We ate our boiled egg and butter sandwiches washed down with swigs of water. My canteen was half empty already. By tomorrow I'd have sipped the last of the water from our own well at home.

After finishing my sandwich, I spread out the newspaper it had been wrapped in to read the bits of articles on it.

Ma folded her scrap of newspaper and brushed her skirt of crumbs as she stood. "I'm happy to see you reading the newspaper instead of those novels. About time you took an interest in the real world."

"I get enough of the real world in my own life," I said. "I'm only reading the newspaper scrap because that's all there is to read." I eased my feet back into my boots and reluctantly stood. "Did you see an outhouse, Ma?" I started to look for a wastebasket for the newspaper, but Ma stopped me.

"You might be needing that," she said.

She approached the outhouse behind the station cautiously, knocked, then used the hem of her skirt to open the door.

We'd have to keep an eye out for old newspapers, it seemed, and not so we could keep up on current events.

By the time the sun—what I could see of it behind the clouds—was low on the horizon, the rain had slackened to a limp drizzle. As we tromped along, the vague bump on the landscape gradually took on the crisp outline of a grain elevator.
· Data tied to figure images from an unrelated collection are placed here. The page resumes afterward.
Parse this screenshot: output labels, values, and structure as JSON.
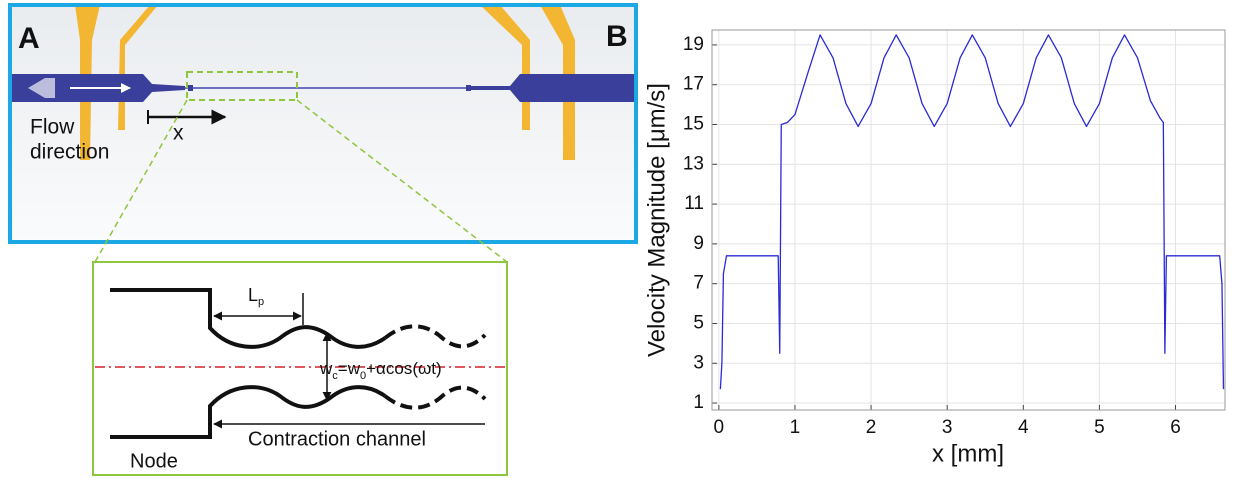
{
  "panel_a": {
    "label": "A",
    "flow_lines": [
      "Flow",
      "direction"
    ],
    "x_arrow_label": "x",
    "period_label": [
      "L",
      "p"
    ],
    "width_formula": [
      "w",
      "c",
      "=w",
      "0",
      "+αcos(ωt)"
    ],
    "channel_label": "Contraction channel",
    "node_label": "Node"
  },
  "chart_data": {
    "type": "line",
    "panel_label": "B",
    "x_label": "x [mm]",
    "y_label": "Velocity Magnitude [μm/s]",
    "xlim": [
      -0.09,
      6.65
    ],
    "ylim": [
      0.65,
      19.75
    ],
    "xticks": [
      0,
      1,
      2,
      3,
      4,
      5,
      6
    ],
    "yticks": [
      1,
      3,
      5,
      7,
      9,
      11,
      13,
      15,
      17,
      19
    ],
    "grid": true,
    "x": [
      0.02,
      0.04,
      0.06,
      0.1,
      0.4,
      0.78,
      0.8,
      0.82,
      0.9,
      1.0,
      1.17,
      1.33,
      1.5,
      1.67,
      1.83,
      2.0,
      2.17,
      2.33,
      2.5,
      2.67,
      2.83,
      3.0,
      3.17,
      3.33,
      3.5,
      3.67,
      3.83,
      4.0,
      4.17,
      4.33,
      4.5,
      4.67,
      4.83,
      5.0,
      5.17,
      5.33,
      5.5,
      5.67,
      5.8,
      5.84,
      5.86,
      5.88,
      6.2,
      6.58,
      6.61,
      6.63
    ],
    "series": [
      {
        "color": "#2a2ad8",
        "values": [
          1.7,
          3.0,
          7.5,
          8.4,
          8.4,
          8.4,
          3.5,
          15.0,
          15.1,
          15.5,
          17.6,
          19.5,
          18.35,
          16.05,
          14.9,
          16.05,
          18.35,
          19.5,
          18.35,
          16.05,
          14.9,
          16.05,
          18.35,
          19.5,
          18.35,
          16.05,
          14.9,
          16.05,
          18.35,
          19.5,
          18.35,
          16.05,
          14.9,
          16.05,
          18.35,
          19.5,
          18.35,
          16.2,
          15.3,
          15.1,
          3.5,
          8.4,
          8.4,
          8.4,
          7.0,
          1.7
        ]
      }
    ]
  }
}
"That must be Rosalia, Ma!" Rosalia was twenty-six miles from Mica Creek, a mile over our day's quota. "This would be a good place to stop, wouldn't it?"
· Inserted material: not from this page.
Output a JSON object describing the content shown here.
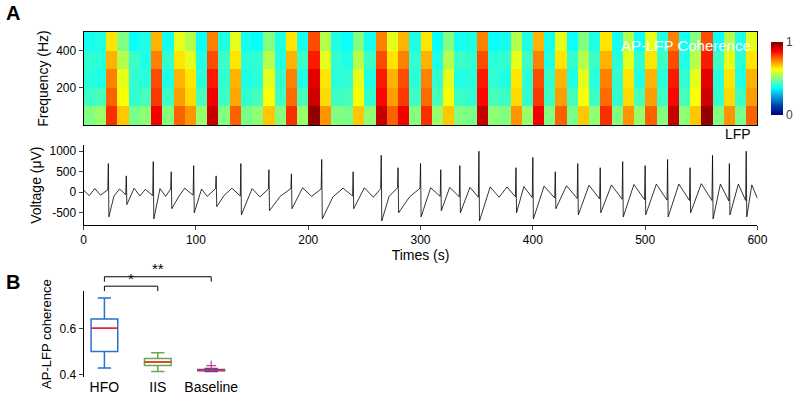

"We could go a few more miles, couldn't we?" Ma said. She trod on stolidly as if she could see right through the Rockies and across the plains to that ten thousand dollars waiting for her in New York. I suspected if I didn't make us stop at a reasonable hour each night, she would have us walking twenty hours a day until we both dropped dead.

Just beyond the town proper, another lantern flickered to life in a window not too far from the tracks. "That's probably the last house in town. If we don't find someone to take us in soon, we'll end up nesting in the fields like quail."